President Andrew Jackson briefly paid off the national debt in 1835, partly with proceeds from lands seized from Native American tribes. Otherwise, the U.S. has been in hock for nearly every year of its existence, beginning with the bill for the Revolutionary War. The debt peaked after World War II, ballooning to 119 percent the size of the GDP in 1946, but it swiftly shrank during the postwar economic boom. The debt load bottomed out at about 24 percent of GDP in 1974, and has been rising ever since. But it was after the Great Recession in 2007 that the debt really began to explode. Tax revenues cratered while the government spent heavily trying to stave off economic collapse, including George W. Bush's $700 billion bank bailout, known as TARP, and Barack Obama's $787 billion economic stimulus package.
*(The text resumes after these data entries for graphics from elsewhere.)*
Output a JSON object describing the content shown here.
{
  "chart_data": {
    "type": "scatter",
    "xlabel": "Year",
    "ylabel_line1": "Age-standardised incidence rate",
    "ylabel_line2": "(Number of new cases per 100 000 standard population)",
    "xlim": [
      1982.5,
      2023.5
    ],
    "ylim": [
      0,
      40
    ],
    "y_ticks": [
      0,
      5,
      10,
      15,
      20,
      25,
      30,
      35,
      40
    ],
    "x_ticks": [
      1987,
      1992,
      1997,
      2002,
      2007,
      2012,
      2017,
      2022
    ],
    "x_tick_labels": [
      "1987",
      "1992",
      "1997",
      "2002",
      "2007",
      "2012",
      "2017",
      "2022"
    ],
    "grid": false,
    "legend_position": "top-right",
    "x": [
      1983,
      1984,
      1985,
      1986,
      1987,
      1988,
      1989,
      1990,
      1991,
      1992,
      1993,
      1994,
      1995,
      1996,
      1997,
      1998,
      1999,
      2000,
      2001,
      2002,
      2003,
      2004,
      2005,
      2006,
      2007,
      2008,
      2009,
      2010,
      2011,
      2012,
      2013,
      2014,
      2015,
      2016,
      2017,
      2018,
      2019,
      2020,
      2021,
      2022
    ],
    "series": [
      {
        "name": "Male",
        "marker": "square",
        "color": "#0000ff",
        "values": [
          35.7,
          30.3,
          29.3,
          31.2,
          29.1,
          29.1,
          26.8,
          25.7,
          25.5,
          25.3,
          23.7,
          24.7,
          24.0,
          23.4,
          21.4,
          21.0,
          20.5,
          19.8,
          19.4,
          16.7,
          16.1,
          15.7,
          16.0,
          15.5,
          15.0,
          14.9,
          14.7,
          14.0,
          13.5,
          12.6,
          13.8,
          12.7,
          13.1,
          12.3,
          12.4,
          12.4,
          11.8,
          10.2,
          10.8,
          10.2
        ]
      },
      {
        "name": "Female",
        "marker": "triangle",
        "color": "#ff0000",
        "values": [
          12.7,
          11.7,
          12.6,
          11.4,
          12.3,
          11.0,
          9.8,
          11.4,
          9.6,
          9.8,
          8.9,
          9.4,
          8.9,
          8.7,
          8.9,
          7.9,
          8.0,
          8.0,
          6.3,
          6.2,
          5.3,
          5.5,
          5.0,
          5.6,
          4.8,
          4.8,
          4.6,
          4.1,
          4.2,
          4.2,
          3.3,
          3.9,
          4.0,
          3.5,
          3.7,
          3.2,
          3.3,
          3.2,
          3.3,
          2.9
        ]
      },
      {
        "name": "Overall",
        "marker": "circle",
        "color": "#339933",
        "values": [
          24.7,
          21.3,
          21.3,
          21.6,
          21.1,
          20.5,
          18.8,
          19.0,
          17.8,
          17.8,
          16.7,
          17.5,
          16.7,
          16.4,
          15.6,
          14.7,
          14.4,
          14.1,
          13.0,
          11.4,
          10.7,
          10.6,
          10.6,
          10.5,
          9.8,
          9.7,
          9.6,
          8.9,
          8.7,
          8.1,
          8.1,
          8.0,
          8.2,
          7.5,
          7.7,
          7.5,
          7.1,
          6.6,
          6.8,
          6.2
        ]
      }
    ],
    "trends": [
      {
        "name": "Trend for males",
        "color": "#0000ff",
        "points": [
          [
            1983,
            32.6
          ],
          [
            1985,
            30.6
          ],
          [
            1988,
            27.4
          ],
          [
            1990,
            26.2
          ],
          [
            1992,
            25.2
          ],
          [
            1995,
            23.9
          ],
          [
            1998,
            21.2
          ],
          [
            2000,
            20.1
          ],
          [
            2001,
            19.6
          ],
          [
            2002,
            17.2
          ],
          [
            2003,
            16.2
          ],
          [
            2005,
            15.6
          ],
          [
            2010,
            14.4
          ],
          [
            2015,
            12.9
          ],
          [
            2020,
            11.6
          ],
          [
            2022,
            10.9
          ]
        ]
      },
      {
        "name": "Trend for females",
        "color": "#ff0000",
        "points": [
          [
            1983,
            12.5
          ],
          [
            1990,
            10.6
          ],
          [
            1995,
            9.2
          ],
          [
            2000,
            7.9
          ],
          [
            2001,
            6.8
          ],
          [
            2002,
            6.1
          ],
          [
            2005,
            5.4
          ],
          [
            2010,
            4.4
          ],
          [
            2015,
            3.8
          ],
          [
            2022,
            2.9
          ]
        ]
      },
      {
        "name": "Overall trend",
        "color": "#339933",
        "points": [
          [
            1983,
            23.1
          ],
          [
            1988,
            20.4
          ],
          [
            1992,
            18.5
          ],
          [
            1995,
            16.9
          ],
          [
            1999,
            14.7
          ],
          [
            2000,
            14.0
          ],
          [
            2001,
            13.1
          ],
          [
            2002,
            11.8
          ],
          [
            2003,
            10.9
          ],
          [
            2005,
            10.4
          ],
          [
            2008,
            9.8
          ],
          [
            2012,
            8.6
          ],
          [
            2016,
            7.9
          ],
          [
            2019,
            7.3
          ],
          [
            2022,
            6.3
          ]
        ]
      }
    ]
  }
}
What can be done to pay it off?
Theoretically, paying down the debt is simply a matter of spending less and collecting more in taxes. But voters don't like spending cuts or tax increases, so politicians who want to be re-elected avoid them. Depending on whether they're in power or out, both Democrats and Republicans are conveniently inconsistent in their views on the debt. During the 2008 presidential campaign, Obama chided Bush for "unpatriotic" deficit spending on the Iraq War and tax cuts, which helped increase the total debt by 101 percent during the Bush years. But Obama increased the debt by 68 percent during his own presidency, arguing that deficit spending was necessary to rescue the economy. Likewise, Republicans who warned that Obama was spending away the country's future have now embraced deficits, arguing that their $1.5 trillion tax plan will pay for itself by generating economic growth — a contention that most economists say is unrealistic. Rep. Mark Walker (R-N.C.) says his party sees the dangers of debt as "a great talking point when you have an administration that's Democrat-led. It's a little different now that Republicans have both houses and the administration."
Other countries' debt
In sheer dollars, the U.S. is the most indebted country in the world, followed by Japan ($11 trillion) and China ($5 trillion). But in relation to the size of its economy, Japan's debt is the biggest in the world by far. Japan's debt is more than 240 percent the size of its economy, with Greece carrying the world's second-largest debt load at 180 percent. By that same measure, the U.S. sits at 12th in the world. Japan's debt-to-GDP ratio is so large because its economic growth has largely stagnated over the past 20 years, beginning with the bursting of a real estate and stock market bubble in 1991. Japan has run deficits since then in hopes of stimulating the economy back into growth. But its economy remains stagnant. Japan spends nearly half its tax revenue on servicing its debt, but so far, the Bank of Japan and Japanese investors have happily continued to buy government bonds. In fact, Japanese traders call betting against these bonds "the widow maker."